Compte tenu des importations intensives, plus personne ne s’attarde à prendre conscience de ce cycle naturel. «Les asperges du Mexique sont disponibles dès le mois de janvier. Et bien sûr, il y a des clients qui me réclament des asperges alors qu’elles ne sont pas encore prêtes à être récoltées.» Des faits importants à relater, toutefois. Personne ne sait mieux qu’un agriculteur à quel moment un légume libère le meilleur de son arôme, à quel moment une asperge révèle toute sa saveur, à quel moment la terre et le soleil leur ont transmis suffisamment de force pour qu’on puisse les récolter. Une incompréhension qui brise parfois le cœur de Thomas Wiesner.
La nature lui a appris à attendre et à être patient. «Il est inutile de récolter un légume ou un fruit uniquement parce qu’on aimerait servir des baies à Pâques. Il en va de même pour les asperges – pour avoir un produit d’excellente qualité, il faut savoir attendre.» Et jusqu’à maintenant, il n’a, selon lui, jamais raté le moment idéal. Il vérifie chaque jour exactement où en est sa récolte. Une information qu’il n’hésite d’ailleurs pas à relayer à ses clients par le biais de son répondeur téléphonique.

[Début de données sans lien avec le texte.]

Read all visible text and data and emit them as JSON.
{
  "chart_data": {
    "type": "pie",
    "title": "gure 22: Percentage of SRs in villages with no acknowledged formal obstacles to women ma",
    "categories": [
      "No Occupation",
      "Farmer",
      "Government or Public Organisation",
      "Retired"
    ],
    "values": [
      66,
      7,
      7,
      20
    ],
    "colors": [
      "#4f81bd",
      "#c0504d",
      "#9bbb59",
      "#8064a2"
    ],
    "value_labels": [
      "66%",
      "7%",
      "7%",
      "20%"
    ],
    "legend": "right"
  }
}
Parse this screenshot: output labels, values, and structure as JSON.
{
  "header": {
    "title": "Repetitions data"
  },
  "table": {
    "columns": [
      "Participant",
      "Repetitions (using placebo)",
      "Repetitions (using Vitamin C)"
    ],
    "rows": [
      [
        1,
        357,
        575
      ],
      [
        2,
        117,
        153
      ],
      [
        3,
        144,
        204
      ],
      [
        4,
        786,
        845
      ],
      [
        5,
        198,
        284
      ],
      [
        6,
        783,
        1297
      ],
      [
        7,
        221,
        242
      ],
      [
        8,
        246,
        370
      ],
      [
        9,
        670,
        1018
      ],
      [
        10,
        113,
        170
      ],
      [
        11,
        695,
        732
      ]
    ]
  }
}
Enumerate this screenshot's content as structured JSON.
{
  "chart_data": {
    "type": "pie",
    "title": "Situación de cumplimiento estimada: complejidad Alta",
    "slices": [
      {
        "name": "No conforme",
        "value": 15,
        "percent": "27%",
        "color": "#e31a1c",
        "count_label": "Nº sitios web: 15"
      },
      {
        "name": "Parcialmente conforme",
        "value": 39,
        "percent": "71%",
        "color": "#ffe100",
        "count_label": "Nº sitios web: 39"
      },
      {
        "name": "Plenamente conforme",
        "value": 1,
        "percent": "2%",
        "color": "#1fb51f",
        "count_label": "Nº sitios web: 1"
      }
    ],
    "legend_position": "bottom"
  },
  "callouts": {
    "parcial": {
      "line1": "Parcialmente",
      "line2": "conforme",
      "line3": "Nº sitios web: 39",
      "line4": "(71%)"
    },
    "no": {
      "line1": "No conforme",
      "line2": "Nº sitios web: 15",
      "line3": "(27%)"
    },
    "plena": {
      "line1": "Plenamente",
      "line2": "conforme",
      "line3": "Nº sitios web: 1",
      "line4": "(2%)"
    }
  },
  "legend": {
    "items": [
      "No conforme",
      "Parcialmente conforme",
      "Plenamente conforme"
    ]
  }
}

Pour Tanja Grandits, cet échange avec ses fournisseurs va de soi. «Le producteur côtoie son produit à chaque instant, lui seul sait à quel moment son produit a développé toute sa saveur.»
En d’autres termes: il sait pertinemment quand les asperges blanches sont suffisamment mûres pour que leurs délicieuses pointes fondent littéralement dans votre bouche. Le goût des asperges vertes, en revanche, est un peu plus intense, car elles poussent au-dessus de la terre. Profitant ainsi davantage des rayons du soleil, le légume change de couleur et contient plus de vitamine C et de bêta-carotène.